La brutalidad del gobierno no provocó ningún adelantamiento de la fecha de la huelga y la CGT y FO continúan amenazando con su retiro de la conferencia de financiamiento, sin retirarse.


La libertad de maniobra del gobierno ha sido posible por esta política de las direcciones. Son el obstáculo decisivo para que el movimiento obrero y la juventud tomen la iniciativa nacional en esta crisis social y política. Los acontecimientos de este fin de semana confirman la validez de las consignas lanzadas para el lunes 17 y del movimiento de huelga de los sindicatos del subte parisino. Hay que multiplicar la movilización callejera y llevarla a los lugares de poder; hay que volver a lanzar el movimiento de huelga, que no puede esperar hasta el 31 de marzo.

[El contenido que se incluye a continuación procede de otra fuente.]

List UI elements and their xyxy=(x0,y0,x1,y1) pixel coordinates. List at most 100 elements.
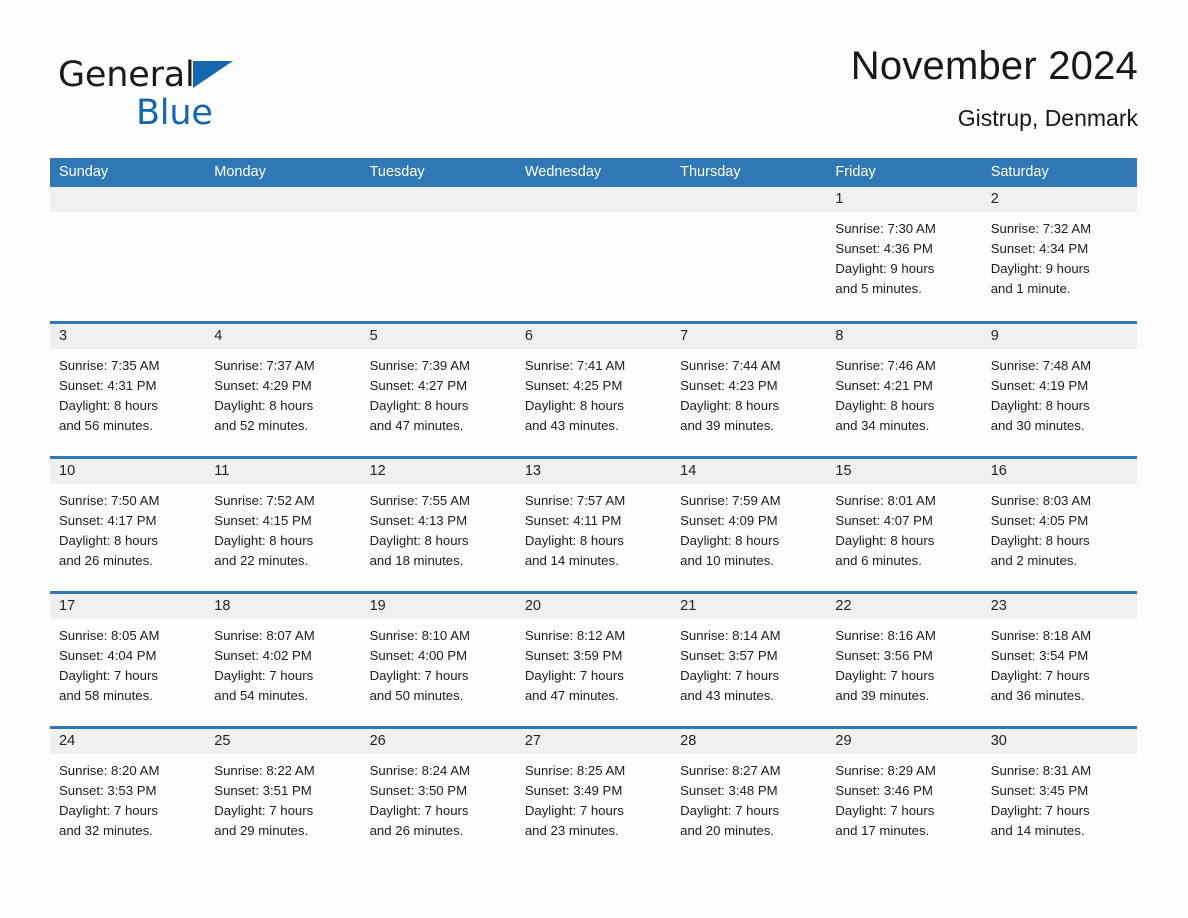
day-sun-info: Sunrise: 8:14 AM Sunset: 3:57 PM Daylight:… xyxy=(671,619,826,706)
sunset-text: Sunset: 4:23 PM xyxy=(680,378,778,393)
calendar-day-cell[interactable]: 4 Sunrise: 7:37 AM Sunset: 4:29 PM Daylight… xyxy=(205,324,361,456)
weekday-header-sunday: Sunday xyxy=(59,164,109,180)
daylight-text-line1: Daylight: 7 hours xyxy=(59,668,158,683)
calendar-day-cell[interactable]: 12 Sunrise: 7:55 AM Sunset: 4:13 PM Dayligh… xyxy=(360,459,516,591)
calendar-day-cell[interactable]: 17 Sunrise: 8:05 AM Sunset: 4:04 PM Dayligh… xyxy=(50,594,206,726)
day-number: 4 xyxy=(205,324,361,349)
weekday-header-saturday: Saturday xyxy=(990,164,1049,180)
calendar-day-cell[interactable]: 8 Sunrise: 7:46 AM Sunset: 4:21 PM Daylight… xyxy=(826,324,982,456)
calendar-day-cell[interactable]: 27 Sunrise: 8:25 AM Sunset: 3:49 PM Dayligh… xyxy=(515,729,672,861)
calendar-day-cell[interactable]: 5 Sunrise: 7:39 AM Sunset: 4:27 PM Daylight… xyxy=(360,324,516,456)
calendar-day-cell[interactable]: 11 Sunrise: 7:52 AM Sunset: 4:15 PM Dayligh… xyxy=(205,459,361,591)
sunset-text: Sunset: 4:04 PM xyxy=(59,648,157,663)
calendar-day-cell[interactable]: 23 Sunrise: 8:18 AM Sunset: 3:54 PM Dayligh… xyxy=(981,594,1137,726)
day-number: 17 xyxy=(50,594,206,619)
calendar-day-cell[interactable]: 30 Sunrise: 8:31 AM Sunset: 3:45 PM Dayligh… xyxy=(981,729,1137,861)
calendar-day-cell[interactable]: 7 Sunrise: 7:44 AM Sunset: 4:23 PM Daylight… xyxy=(671,324,827,456)
calendar-day-cell[interactable]: 29 Sunrise: 8:29 AM Sunset: 3:46 PM Dayligh… xyxy=(826,729,982,861)
daylight-text-line2: and 5 minutes. xyxy=(835,281,922,296)
daylight-text-line2: and 29 minutes. xyxy=(214,823,309,838)
calendar-day-cell[interactable]: 13 Sunrise: 7:57 AM Sunset: 4:11 PM Dayligh… xyxy=(515,459,672,591)
day-number: 25 xyxy=(205,729,361,754)
sunrise-text: Sunrise: 7:48 AM xyxy=(990,358,1092,373)
daylight-text-line2: and 18 minutes. xyxy=(369,553,464,568)
day-number: 24 xyxy=(50,729,206,754)
day-sun-info: Sunrise: 8:20 AM Sunset: 3:53 PM Daylight:… xyxy=(50,754,205,841)
day-number: 19 xyxy=(360,594,516,619)
daylight-text-line1: Daylight: 8 hours xyxy=(369,398,469,413)
day-sun-info: Sunrise: 8:12 AM Sunset: 3:59 PM Daylight:… xyxy=(516,619,671,706)
sunset-text: Sunset: 3:59 PM xyxy=(524,648,623,663)
daylight-text-line2: and 39 minutes. xyxy=(680,418,774,433)
daylight-text-line1: Daylight: 8 hours xyxy=(680,533,780,548)
calendar-day-cell[interactable]: 3 Sunrise: 7:35 AM Sunset: 4:31 PM Daylight… xyxy=(50,324,206,456)
sunrise-text: Sunrise: 8:25 AM xyxy=(524,763,626,778)
day-number: 27 xyxy=(515,729,672,754)
calendar-week-row: 1 Sunrise: 7:30 AM Sunset: 4:36 PM Daylight… xyxy=(50,187,1137,321)
day-sun-info: Sunrise: 8:31 AM Sunset: 3:45 PM Daylight:… xyxy=(982,754,1137,841)
calendar-day-cell[interactable]: 9 Sunrise: 7:48 AM Sunset: 4:19 PM Daylight… xyxy=(981,324,1137,456)
sunrise-text: Sunrise: 8:14 AM xyxy=(680,628,781,643)
title-block: November 2024 Gistrup, Denmark xyxy=(851,40,1138,135)
calendar-day-cell[interactable]: 25 Sunrise: 8:22 AM Sunset: 3:51 PM Dayligh… xyxy=(205,729,361,861)
calendar-day-cell[interactable]: 16 Sunrise: 8:03 AM Sunset: 4:05 PM Dayligh… xyxy=(981,459,1137,591)
calendar-day-cell[interactable]: 18 Sunrise: 8:07 AM Sunset: 4:02 PM Dayligh… xyxy=(205,594,361,726)
daylight-text-line2: and 54 minutes. xyxy=(214,688,309,703)
daylight-text-line1: Daylight: 7 hours xyxy=(369,668,469,683)
calendar-day-cell[interactable]: 28 Sunrise: 8:27 AM Sunset: 3:48 PM Dayligh… xyxy=(671,729,827,861)
sunset-text: Sunset: 4:19 PM xyxy=(990,378,1089,393)
daylight-text-line2: and 36 minutes. xyxy=(990,688,1085,703)
sunset-text: Sunset: 3:51 PM xyxy=(214,783,312,798)
calendar-day-cell[interactable]: 26 Sunrise: 8:24 AM Sunset: 3:50 PM Dayligh… xyxy=(360,729,516,861)
calendar-week-row: 3 Sunrise: 7:35 AM Sunset: 4:31 PM Daylight… xyxy=(50,321,1137,456)
calendar-day-cell[interactable]: 22 Sunrise: 8:16 AM Sunset: 3:56 PM Dayligh… xyxy=(826,594,982,726)
day-sun-info: Sunrise: 7:37 AM Sunset: 4:29 PM Daylight:… xyxy=(205,349,360,436)
calendar-day-cell[interactable]: 19 Sunrise: 8:10 AM Sunset: 4:00 PM Dayligh… xyxy=(360,594,516,726)
sunset-text: Sunset: 4:11 PM xyxy=(524,513,622,528)
calendar-day-cell[interactable]: 1 Sunrise: 7:30 AM Sunset: 4:36 PM Daylight… xyxy=(826,187,982,321)
sunset-text: Sunset: 4:07 PM xyxy=(835,513,933,528)
day-number: 10 xyxy=(50,459,206,484)
generalblue-logo[interactable]: General Blue xyxy=(58,54,318,140)
calendar-day-cell[interactable]: 14 Sunrise: 7:59 AM Sunset: 4:09 PM Dayligh… xyxy=(671,459,827,591)
daylight-text-line1: Daylight: 8 hours xyxy=(680,398,780,413)
sunrise-text: Sunrise: 7:39 AM xyxy=(369,358,470,373)
daylight-text-line1: Daylight: 7 hours xyxy=(680,668,780,683)
calendar-day-cell[interactable]: 15 Sunrise: 8:01 AM Sunset: 4:07 PM Dayligh… xyxy=(826,459,982,591)
daylight-text-line1: Daylight: 8 hours xyxy=(835,533,935,548)
daylight-text-line1: Daylight: 8 hours xyxy=(990,533,1090,548)
calendar-day-cell[interactable]: 20 Sunrise: 8:12 AM Sunset: 3:59 PM Dayligh… xyxy=(515,594,672,726)
day-number: 21 xyxy=(671,594,827,619)
day-number: 8 xyxy=(826,324,982,349)
day-number: 26 xyxy=(360,729,516,754)
day-number: 14 xyxy=(671,459,827,484)
triangle-logo-icon xyxy=(192,61,233,88)
calendar-day-cell[interactable]: 24 Sunrise: 8:20 AM Sunset: 3:53 PM Dayligh… xyxy=(50,729,206,861)
daylight-text-line1: Daylight: 8 hours xyxy=(835,398,935,413)
calendar-day-cell[interactable]: 6 Sunrise: 7:41 AM Sunset: 4:25 PM Daylight… xyxy=(515,324,672,456)
sunset-text: Sunset: 4:09 PM xyxy=(680,513,778,528)
calendar-day-cell[interactable]: 2 Sunrise: 7:32 AM Sunset: 4:34 PM Daylight… xyxy=(981,187,1137,321)
daylight-text-line2: and 47 minutes. xyxy=(524,688,619,703)
day-number xyxy=(50,187,206,212)
day-number: 18 xyxy=(205,594,361,619)
day-number: 23 xyxy=(981,594,1137,619)
sunrise-text: Sunrise: 8:03 AM xyxy=(990,493,1092,508)
daylight-text-line2: and 2 minutes. xyxy=(990,553,1078,568)
day-sun-info: Sunrise: 7:32 AM Sunset: 4:34 PM Daylight:… xyxy=(982,212,1137,299)
sunset-text: Sunset: 3:50 PM xyxy=(369,783,468,798)
sunset-text: Sunset: 4:05 PM xyxy=(990,513,1089,528)
sunrise-text: Sunrise: 7:59 AM xyxy=(680,493,781,508)
daylight-text-line2: and 39 minutes. xyxy=(835,688,930,703)
sunset-text: Sunset: 3:56 PM xyxy=(835,648,933,663)
day-number: 11 xyxy=(205,459,361,484)
day-number: 30 xyxy=(981,729,1137,754)
calendar-day-cell[interactable]: 10 Sunrise: 7:50 AM Sunset: 4:17 PM Dayligh… xyxy=(50,459,206,591)
daylight-text-line2: and 26 minutes. xyxy=(59,553,153,568)
weekday-header-wednesday: Wednesday xyxy=(524,164,602,180)
day-number: 16 xyxy=(981,459,1137,484)
calendar-day-cell[interactable]: 21 Sunrise: 8:14 AM Sunset: 3:57 PM Dayligh… xyxy=(671,594,827,726)
daylight-text-line1: Daylight: 7 hours xyxy=(835,668,935,683)
calendar-day-cell-empty xyxy=(515,187,672,321)
calendar-day-cell-empty xyxy=(205,187,361,321)
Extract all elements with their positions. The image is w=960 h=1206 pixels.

Prácticamente cada día hay una expresión de lucha. Este martes 3 serán las nuevas movilizaciones contra el 49-3, el jueves 5 hay un movimiento de huelga en las universidades, el 8 es la jornada de la mujer, el 14 está prevista una gran manifestación unitaria con los chalecos amarillos.


La voluntad y la energía de lucha no faltan a la cita. Pero pueden diluirse, desperdiciarse. La urgencia política es tratar de unificar los esfuerzos militantes de las Coordinadoras, los sindicatos locales y regionales, la juventud estudiantil, los chalecos amarillos y los múltiples colectivos (hospitales, artistas, abogados). Las Coordinadoras pueden y deben jugar todo su rol de iniciativa y palanca, a condición de reunir efectivamente a los militantes y corrientes de lucha. Los agrupamientos de lucha de clases de los sindicatos deben imponer el estado de asamblea: las decisiones deben ser tomadas por las bases en favor de la huelga.


Hay decenas de miles de militantes comprometidos en este combate y centenares de estructuras de lucha en movimiento. Hay centenares de miles de explotados, de jóvenes, de mujeres, que quieren salir a la calle para terminar con este gobierno y su política. Los obstáculos son políticos, la dispersión, la falta de autoridad y de combate anticapitalista de las estructuras sindicales, la dificultad de acumulación política revolucionaria de estas luchas. Contra la centralización de la burguesía, la población oprimida tiene que encontrar los medios para poner en pie también un movimiento centralizado, programáticamente independiente.